Il mulo in guerra è un po' triste; sembra indifferente a tutto quello che gli succede intorno. Non mostra entusiasmo, non par nemmeno che si affezioni gran che al conducente. È come un cavallo che abbia avuto dei dispiaceri e perciò abbia perso ogni voglia di fare il chiasso. Ma io credo che codesto suo contegno dipenda anche da un forte sentimento della disciplina. Se, nonostante la disciplina, qualche volta tira calci—ma li tira meno spesso di quello sbarazzino del somaro—credo che sia anche per la voglia di trovarsi un Austriaco a portata di zampe.

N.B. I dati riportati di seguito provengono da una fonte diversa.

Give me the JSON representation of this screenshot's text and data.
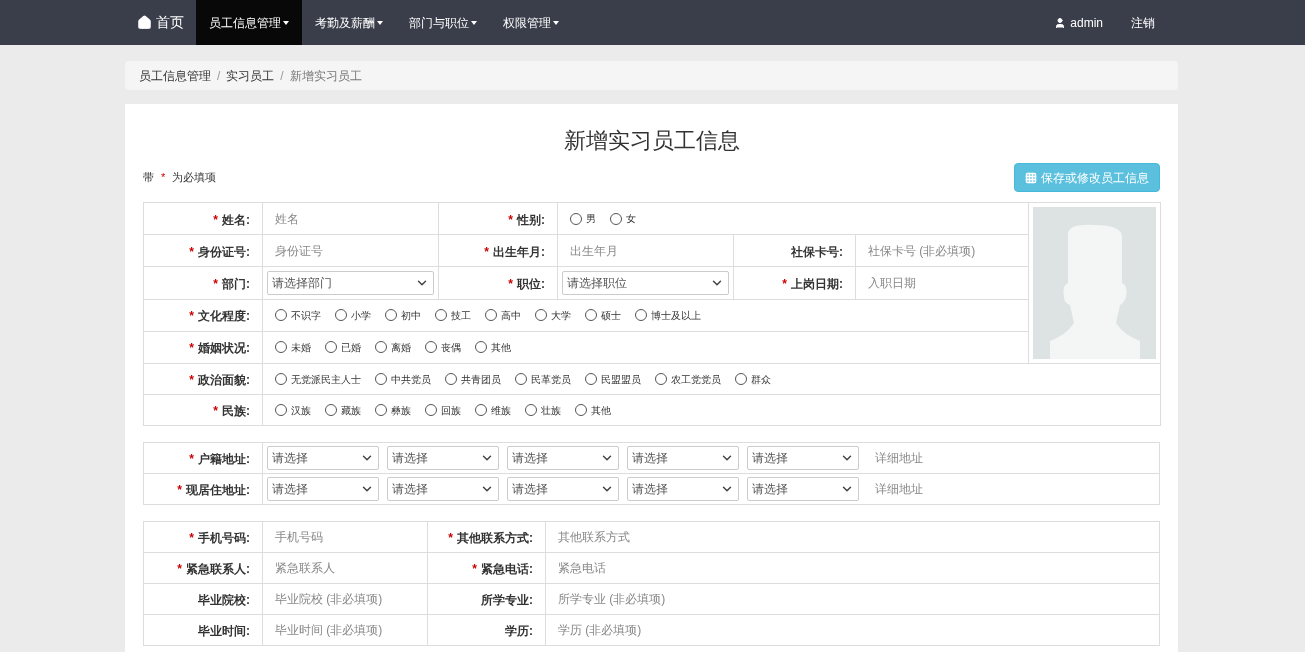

Insomma è lui l'animale di prima linea: si capisce che abbia un certo disprezzo per tutto ciò che si muove nelle seconde linee. Un po' indietro, dove il pericolo è relativo, anche la guerra può apparire in forme signorili, con i cavalli di lusso e le automobili eleganti. Ma sull'estremo fronte non c'è posto se non per gli uomini e gli animali semplici e tenaci, per le volontà silenziose che s'impuntano ma non dànno indietro. E non dando mai indietro, viene il giorno che il nemico finisce col dare indietro lui.
Quel giorno riappariranno i nostri reggimenti di cavalleria a far la galoppata finale dietro gli Austriaci in fuga; ma saranno stati i fantaccini ed i muli che avranno aperto ai cavalieri e ai cavalli il varco libero per il divertente esercizio.